“Everything went according to plan,” Kurti said following the election. “We won, and this is confirmation of a good, prosperous and democratic government.”
Previously a province of Serbia, Kosovo declared independence in 2008 following a brutal civil war in the 1990s between Serbs and Albanians in the former Yugoslavia. Self-Determination (VVL) was the first party to have served its full-four year term in government in the capital Pristina, after winning 50.3 percent of votes in 2021.
Now, however, VVL will need to find a coalition partner if it hopes to continue in power — which could prove a challenge, given Kurti’s pro-Albanian nationalism and the need for compromise to break Kosovo’s international isolation.
Not to mention the prime minister’s salty language regarding the opposition, whom he described as “monsters.”

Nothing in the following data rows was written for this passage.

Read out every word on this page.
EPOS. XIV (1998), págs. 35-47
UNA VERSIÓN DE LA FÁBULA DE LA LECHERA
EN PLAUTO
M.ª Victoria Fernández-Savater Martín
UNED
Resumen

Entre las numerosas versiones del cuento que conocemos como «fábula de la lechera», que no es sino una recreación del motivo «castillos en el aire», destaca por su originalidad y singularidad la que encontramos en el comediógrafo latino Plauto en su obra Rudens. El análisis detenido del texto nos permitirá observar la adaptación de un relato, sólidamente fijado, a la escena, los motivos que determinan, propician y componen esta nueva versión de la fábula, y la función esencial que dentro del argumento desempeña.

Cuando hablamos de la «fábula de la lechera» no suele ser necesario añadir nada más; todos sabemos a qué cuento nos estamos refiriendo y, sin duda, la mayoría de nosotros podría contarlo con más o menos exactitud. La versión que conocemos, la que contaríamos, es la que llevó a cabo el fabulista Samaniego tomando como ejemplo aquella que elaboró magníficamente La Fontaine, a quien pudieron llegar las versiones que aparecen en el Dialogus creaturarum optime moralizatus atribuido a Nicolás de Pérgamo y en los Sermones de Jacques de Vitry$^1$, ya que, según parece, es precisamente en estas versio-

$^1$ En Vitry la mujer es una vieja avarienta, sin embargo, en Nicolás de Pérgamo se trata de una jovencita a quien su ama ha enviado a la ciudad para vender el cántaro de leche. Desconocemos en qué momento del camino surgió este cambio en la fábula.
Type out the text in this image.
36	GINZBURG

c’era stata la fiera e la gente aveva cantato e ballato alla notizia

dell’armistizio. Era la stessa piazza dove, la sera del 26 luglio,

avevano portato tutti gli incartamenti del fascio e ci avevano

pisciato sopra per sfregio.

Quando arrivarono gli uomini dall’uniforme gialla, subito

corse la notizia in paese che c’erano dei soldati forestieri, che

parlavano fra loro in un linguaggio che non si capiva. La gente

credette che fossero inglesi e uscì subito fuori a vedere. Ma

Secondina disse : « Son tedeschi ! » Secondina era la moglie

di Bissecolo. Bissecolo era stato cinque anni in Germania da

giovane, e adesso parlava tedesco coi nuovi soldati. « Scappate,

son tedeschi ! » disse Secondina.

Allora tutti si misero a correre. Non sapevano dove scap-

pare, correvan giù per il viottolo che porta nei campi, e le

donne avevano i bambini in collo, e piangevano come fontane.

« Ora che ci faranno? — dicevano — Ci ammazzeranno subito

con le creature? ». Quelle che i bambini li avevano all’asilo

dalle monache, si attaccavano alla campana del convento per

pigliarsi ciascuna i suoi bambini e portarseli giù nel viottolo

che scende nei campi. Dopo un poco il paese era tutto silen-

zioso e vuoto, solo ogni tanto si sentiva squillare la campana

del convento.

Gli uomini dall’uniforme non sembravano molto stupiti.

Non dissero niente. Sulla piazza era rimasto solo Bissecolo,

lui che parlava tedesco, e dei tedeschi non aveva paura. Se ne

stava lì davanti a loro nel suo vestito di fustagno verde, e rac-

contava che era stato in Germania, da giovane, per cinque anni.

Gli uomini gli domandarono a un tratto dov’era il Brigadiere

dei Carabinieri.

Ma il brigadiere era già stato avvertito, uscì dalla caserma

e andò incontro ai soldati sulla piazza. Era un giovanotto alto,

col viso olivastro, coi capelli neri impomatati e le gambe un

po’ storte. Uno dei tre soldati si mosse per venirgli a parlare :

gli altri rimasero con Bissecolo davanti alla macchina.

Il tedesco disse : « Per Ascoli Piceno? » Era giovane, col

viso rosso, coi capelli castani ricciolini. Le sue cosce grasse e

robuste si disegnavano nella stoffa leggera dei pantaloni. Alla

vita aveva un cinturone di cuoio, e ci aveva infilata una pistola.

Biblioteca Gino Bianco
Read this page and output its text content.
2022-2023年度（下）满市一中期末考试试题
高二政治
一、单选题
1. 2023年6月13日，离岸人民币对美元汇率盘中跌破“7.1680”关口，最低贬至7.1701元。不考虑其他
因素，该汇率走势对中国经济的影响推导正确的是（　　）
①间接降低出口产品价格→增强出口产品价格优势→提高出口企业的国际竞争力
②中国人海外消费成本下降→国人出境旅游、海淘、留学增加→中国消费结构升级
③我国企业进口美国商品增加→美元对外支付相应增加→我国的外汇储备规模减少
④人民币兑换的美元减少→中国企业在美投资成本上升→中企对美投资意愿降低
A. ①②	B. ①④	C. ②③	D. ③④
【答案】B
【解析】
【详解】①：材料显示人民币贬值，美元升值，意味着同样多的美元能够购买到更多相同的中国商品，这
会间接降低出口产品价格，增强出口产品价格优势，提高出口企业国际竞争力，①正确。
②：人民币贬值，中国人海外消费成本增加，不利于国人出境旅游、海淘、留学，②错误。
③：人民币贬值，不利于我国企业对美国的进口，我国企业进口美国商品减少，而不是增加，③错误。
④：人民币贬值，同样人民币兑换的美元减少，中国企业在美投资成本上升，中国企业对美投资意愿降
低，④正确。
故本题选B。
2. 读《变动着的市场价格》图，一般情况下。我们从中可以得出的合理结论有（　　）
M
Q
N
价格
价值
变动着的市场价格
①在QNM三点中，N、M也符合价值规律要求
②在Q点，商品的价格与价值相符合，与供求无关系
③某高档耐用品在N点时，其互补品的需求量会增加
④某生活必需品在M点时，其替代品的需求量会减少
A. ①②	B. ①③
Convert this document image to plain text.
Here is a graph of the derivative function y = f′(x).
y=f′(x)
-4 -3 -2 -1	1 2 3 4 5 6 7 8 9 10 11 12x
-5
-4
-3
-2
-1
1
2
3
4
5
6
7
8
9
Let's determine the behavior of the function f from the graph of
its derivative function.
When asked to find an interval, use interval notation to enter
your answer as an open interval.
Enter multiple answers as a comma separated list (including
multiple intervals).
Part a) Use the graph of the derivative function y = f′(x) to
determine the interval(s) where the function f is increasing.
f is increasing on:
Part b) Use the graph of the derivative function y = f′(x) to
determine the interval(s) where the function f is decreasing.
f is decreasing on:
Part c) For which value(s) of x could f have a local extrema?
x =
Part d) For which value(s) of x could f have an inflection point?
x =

“There has never been more war than against this government,” Kurti said following the election. “With oligarchs who give money without accounting, and with the opposition who make deals even with the devil against our government. Even though they have lost again, they will remain an opposition, because they do not want the best for either the state or the people.”
Since 2021, Kurti has pressed the ethnic Serb community in Kosovo’s north, which numbers up to 50,000 people out of Kosovo’s 1.6 million population, to accept Pristina’s authority. That has included shutting down Serbian banks and parallel governance institutions in the enclave and forcing Serbs to put Kosovar license plates on their vehicles.